These sources brought to light cases of 41 people on U.S. soil facing terror-related charges, following Thursday’s arrest of two Iraqi refugees accused of trying to provide material support to ISIS.
Naturally, this has led to more anti-Muslim rhetoric.
Time to suspend Muslim immigration: 41 more Muslims implicated in terror plots in U.S. since 2014. https://t.co/vpeJemEHcv— Bryan Fischer (@BryanJFischer) January 9, 2016
Many of these 41 individuals have been identified as immigrants legally residing in the United States, while the immigration histories of others have been kept under tight wraps by the Obama administration.
Since August, the administration has been resisting Congressional efforts to gather detailed immigration histories of these individuals, raising concern that the administration may be burying this information to cover up a flawed U.S. refugee screening process.
According to Congressional sources, most of the 41 individuals came from Muslim-majority countries such as Egypt, Uzbekistan, Albania, Pakistan, and Syria.
Nonetheless, Obama has been very vocal about widening America’s borders for immigrants and refugees including those from Iraq and Syria, where an American-led coalition continues to fight ISIS strongholds.
Many of these 41 individuals were caught plotting attacks on the United States, while others were accused of providing material support to terrorist organizations.

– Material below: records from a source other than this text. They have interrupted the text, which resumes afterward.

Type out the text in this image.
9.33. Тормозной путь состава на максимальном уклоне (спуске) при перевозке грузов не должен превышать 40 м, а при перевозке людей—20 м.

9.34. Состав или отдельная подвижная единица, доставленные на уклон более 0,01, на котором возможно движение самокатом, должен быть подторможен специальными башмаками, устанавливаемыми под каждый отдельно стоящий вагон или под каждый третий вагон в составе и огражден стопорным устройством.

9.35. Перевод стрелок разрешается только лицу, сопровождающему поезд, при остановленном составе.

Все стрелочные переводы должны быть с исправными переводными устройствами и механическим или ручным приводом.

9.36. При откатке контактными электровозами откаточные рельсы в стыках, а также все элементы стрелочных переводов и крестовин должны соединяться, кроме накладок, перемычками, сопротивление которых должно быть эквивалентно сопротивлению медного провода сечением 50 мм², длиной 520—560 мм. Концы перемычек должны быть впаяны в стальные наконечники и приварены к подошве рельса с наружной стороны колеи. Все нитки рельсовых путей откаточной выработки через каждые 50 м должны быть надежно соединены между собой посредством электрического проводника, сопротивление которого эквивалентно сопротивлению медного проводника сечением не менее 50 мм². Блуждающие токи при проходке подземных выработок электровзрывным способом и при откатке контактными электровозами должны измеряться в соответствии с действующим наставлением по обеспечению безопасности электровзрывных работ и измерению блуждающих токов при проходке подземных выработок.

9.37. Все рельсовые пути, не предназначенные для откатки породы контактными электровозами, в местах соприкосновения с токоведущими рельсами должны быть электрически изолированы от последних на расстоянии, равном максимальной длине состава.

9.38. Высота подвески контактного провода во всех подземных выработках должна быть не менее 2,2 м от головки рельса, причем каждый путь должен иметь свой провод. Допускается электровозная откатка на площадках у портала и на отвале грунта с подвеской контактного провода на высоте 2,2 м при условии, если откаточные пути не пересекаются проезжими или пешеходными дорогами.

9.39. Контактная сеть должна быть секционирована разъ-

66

On Thursday, the Justice Department accused two Iraqi refugees legally living in the U.S. of working to provide material support to ISIS.
Omar Faraj Saeed Al Hardan, 24, was charged with aiding ISIS. He is a Palestinian-born Iraqi refugee who passed the U.S. screening process before being granted permanent legal residence in Houston in 2011.
However, the Justice Department says it was later discovered that he “swore untruthfully on his formal application when applying to become a naturalized U.S. citizen.”
Aws Mohammed Younis Al-Jayab, who entered the U.S. in 2012, “traveled overseas to fight alongside terrorist organizations and lied to U.S. authorities about his activities,” according to the Justice Department. His charges reveal that it’s believed he was “fighting with various terrorist organizations.”
He also is a Palestinian-born Iraqi.
Despite the fact that the number of immigrants linked to terror plots continues to rise, Congress in 2015 approved, as part of a yearly spending bill, a last-minute effort led by the Obama administration to fully fund refugee and resettlement programs.
According to the Senate’s immigration subcommittee, the U.S. can expect around 170,000 new immigrants from Muslim-majority countries in 2016.
“A growing number of foreign-born terrorists are being identified operating within the United States, and yet the administration will not provide any information about their immigrant histories,” one senior congressional source told the Free Beacon. “And one can only imagine that for every identified terrorist, there are many more individuals around them who are radicalized, extreme or otherwise detracting from American society in ways beyond the threat of terrorism alone.”